Around the same time it was discovered that drugs used to increase the release of the neurotransmitter dopamine, such as amphetamines, can lead to the onset of psychotic symptoms. Researchers realized that substances such as chlorpromazine can by dampening dopamine transmission. Manipulating the levels of this molecule has become a cornerstone of health care schizophreniaand laid the foundations for thedopaminergic hypothesisthe theory that the symptoms of the disease are the result of a dopaminergic dysfunction in the brain.

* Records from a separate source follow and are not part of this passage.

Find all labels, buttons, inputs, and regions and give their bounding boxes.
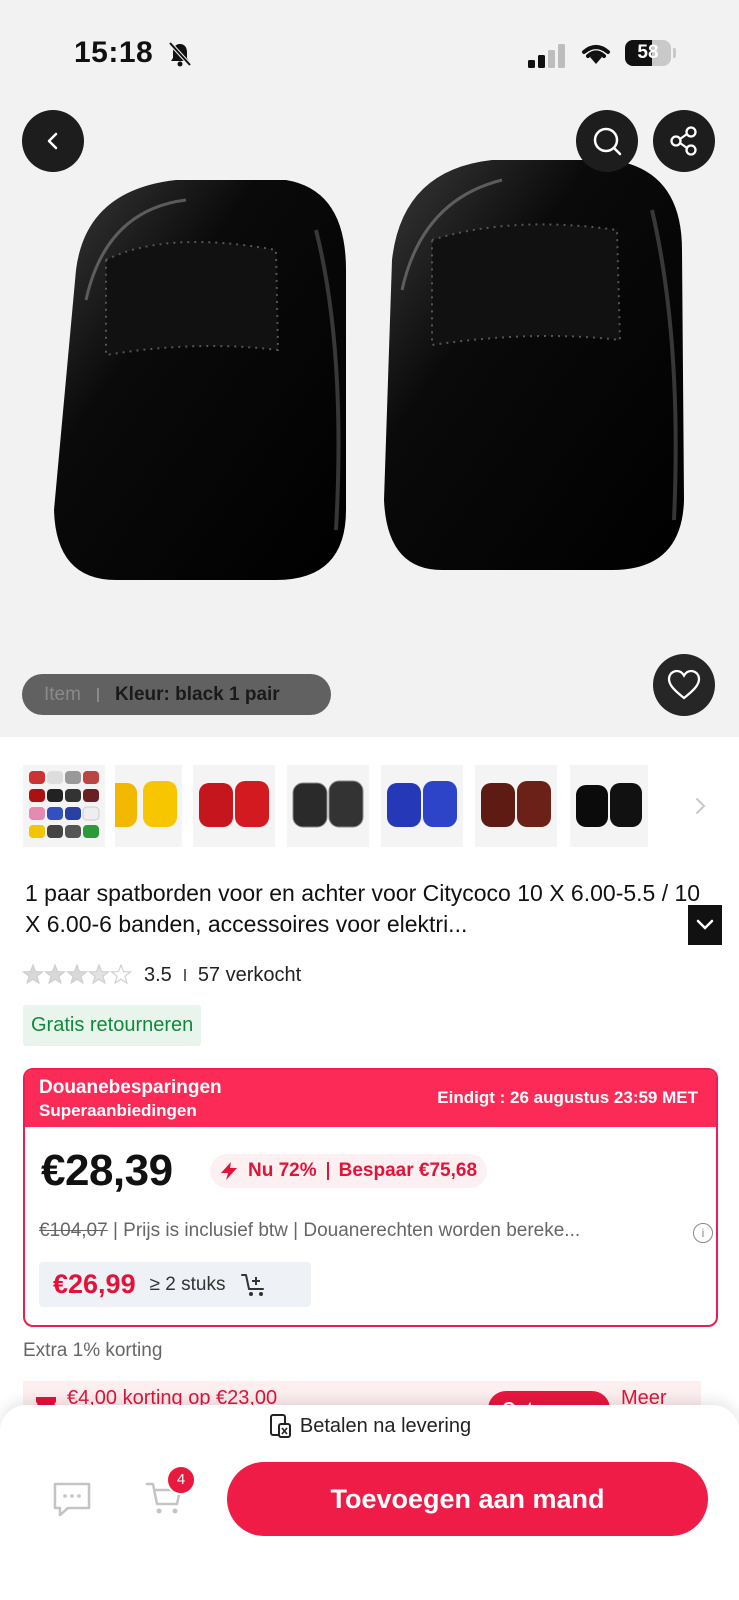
rating-separator — [183, 969, 186, 981]
pay-after-delivery-note: Betalen na levering — [0, 1413, 739, 1439]
info-icon[interactable]: i — [693, 1223, 713, 1243]
bulk-quantity: ≥ 2 stuks — [149, 1273, 226, 1295]
chevron-left-icon — [47, 132, 58, 150]
thumbnail-blue-image — [387, 781, 457, 827]
rating-star — [43, 964, 67, 985]
discount-chip: Nu 72% Bespaar €75,68 — [210, 1154, 488, 1188]
product-image-gallery[interactable]: 15:18 58 Item Kleur: black 1 pair — [0, 0, 739, 737]
rating-star — [22, 964, 45, 985]
product-title: 1 paar spatborden voor en achter voor Ci… — [25, 880, 701, 937]
status-time: 15:18 — [74, 36, 154, 69]
flash-deal-icon — [221, 1162, 237, 1180]
thumbnail-multi-color[interactable] — [23, 765, 105, 847]
rating-star — [87, 964, 111, 985]
promo-title: Douanebesparingen — [39, 1077, 222, 1098]
chevron-down-icon — [696, 919, 714, 930]
thumbnail-red-image — [199, 781, 269, 827]
free-returns-badge[interactable]: Gratis retourneren — [23, 1005, 202, 1046]
cellular-signal-icon — [528, 44, 565, 68]
variant-indicator[interactable]: Item Kleur: black 1 pair — [22, 674, 331, 715]
search-icon — [593, 127, 622, 156]
share-button[interactable] — [653, 110, 715, 172]
rating-star — [109, 964, 133, 985]
battery-cap — [673, 48, 676, 58]
fender-right-image — [384, 160, 684, 570]
variant-separator — [96, 687, 99, 702]
promo-end-time: Eindigt : 26 augustus 23:59 MET — [437, 1088, 698, 1107]
thumbnail-black[interactable] — [570, 765, 648, 847]
thumbnail-black-marble-image — [292, 780, 364, 828]
sold-count: 57 verkocht — [197, 963, 302, 986]
status-bar: 15:18 58 — [0, 0, 739, 100]
thumbnail-brown-image — [481, 781, 551, 827]
thumbnail-multi-color-image — [29, 771, 100, 838]
bell-muted-icon — [168, 41, 192, 67]
star-rating-icon — [22, 964, 133, 985]
thumbnail-blue[interactable] — [381, 765, 463, 847]
price-card: Douanebesparingen Superaanbiedingen Eind… — [23, 1068, 718, 1327]
fender-left-image — [54, 180, 346, 580]
thumbnail-black-marble[interactable] — [287, 765, 369, 847]
cart-count-badge: 4 — [166, 1465, 196, 1495]
thumbnail-brown[interactable] — [475, 765, 557, 847]
thumbnail-red[interactable] — [193, 765, 275, 847]
wifi-icon — [582, 45, 610, 64]
thumbnail-black-image — [576, 783, 642, 827]
current-price: €28,39 — [41, 1146, 173, 1195]
battery-icon: 58 — [625, 40, 671, 66]
chat-icon[interactable] — [52, 1481, 92, 1519]
promo-subtitle: Superaanbiedingen — [39, 1101, 197, 1120]
original-price: €104,07 — [39, 1220, 108, 1241]
chevron-right-icon[interactable] — [693, 796, 707, 816]
rating-value: 3.5 — [144, 963, 172, 986]
promo-header: Douanebesparingen Superaanbiedingen Eind… — [25, 1070, 716, 1127]
price-info: €104,07 | Prijs is inclusief btw | Douan… — [39, 1220, 699, 1242]
rating-row[interactable]: 3.5 57 verkocht — [22, 962, 301, 988]
share-icon — [670, 126, 697, 156]
rating-star — [65, 964, 89, 985]
tax-info: | Prijs is inclusief btw | Douanerechten… — [112, 1220, 581, 1241]
wishlist-button[interactable] — [653, 654, 715, 716]
bulk-price-offer[interactable]: €26,99 ≥ 2 stuks — [39, 1262, 311, 1307]
variant-value: Kleur: black 1 pair — [114, 683, 280, 705]
heart-icon — [667, 669, 701, 700]
add-to-cart-button[interactable]: Toevoegen aan mand — [227, 1462, 708, 1536]
pay-note-text: Betalen na levering — [299, 1414, 472, 1437]
discount-percent: Nu 72% — [248, 1160, 317, 1181]
search-button[interactable] — [576, 110, 638, 172]
discount-separator — [326, 1162, 329, 1180]
extra-discount: Extra 1% korting — [23, 1340, 163, 1361]
bulk-price: €26,99 — [53, 1269, 136, 1299]
back-button[interactable] — [22, 110, 84, 172]
add-to-cart-icon — [240, 1273, 264, 1296]
bill-icon — [269, 1414, 291, 1438]
expand-title-button[interactable] — [688, 905, 722, 945]
variant-label: Item — [44, 683, 81, 705]
savings-amount: Bespaar €75,68 — [338, 1160, 478, 1181]
thumbnail-yellow-image — [115, 781, 177, 827]
battery-percent: 58 — [637, 42, 659, 63]
thumbnail-yellow[interactable] — [115, 765, 182, 847]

Since this wave of discoveries in the second half of the twentieth century, the field has not progressed much. The focus on dopamine has led antipsychotics to become the gold standard therapy for schizophrenia. The drugs currently on the market are able to give relief to many people suffering from this pathology, but they have a limited or no effect in some patients and they can cause unwanted side effectssometimes very heavy. Unfortunately clozapine, the most effective antipsychotic against the symptoms of schizophrenia introduced in the late 1980s, can lead to the most serious side effects, including weight gain, diabetes and excessive sleepiness. “It doesn’t work for everyone, but it is the most effective of the drugs“says Ragy Girgis, associate professor of clinical psychiatry at Columbia University. Overall, the poor efficacy and side effects of currently available schizophrenia drugs mean that a large percentage of people with the disease stop taking them.

Possible breakthrough

Today, a new drug has revived hopes in the industry. There xanomelin-trospium or KarXT, which uses a novel way to decrease dopamine transmission, is showing promise for reducing symptoms and side effects. “We’ve been waiting for something like this for too long” comments Sameer Jauhar, London psychiatrist and lecturer specializing in affective disorders and psychosis at King’s College London; “I think we are at one breakthrough. We have been waiting for a new mechanism of action for seventy years“, says Christoph U. Correll, professor of psychiatry at Hofstra University in New York. Although dopamine appears to be a key element, it is still unclear what exactly triggers schizophrenia, which affects about 24 million people all over the world. But the need for better therapies is clear: the disease shortens the life of the people who are affected by it one or two decades and is one of the leading causes of disability worldwide; one in twenty people suffering from schizophrenia, moreover, she takes her own life, and about 80 percent leaves the world of work, and the v, reduces the lives of those affected

The symptoms of the disease are divided into three categories: the so-called positive symptoms, such as hallucinations or delusions; negative ones, such as social isolation or an inability to show emotion; and cognitive symptoms, which include disturbances in working memory and executive functions. Current drugs have limited effect on the last two categories. Some patients, then, do not derive any benefit: it is estimated that in 30 percent of cases the therapies are not effective, which adds to the many other people for whom the medicines only partially work. Over the past three decades, researchers have examined dozens of drugs that target neurotransmitters other than dopamine in the hopes that they prove more effective. While many of these therapies showed promise in animal experiments, they’ve always proven themselves in the end hole in the water. A’2019 analysis looked at two hundred and fifty studies that tested alternative neurotransmitters, dating back to the 1970s: once they get to the experimental phase and patient tests they have always failed.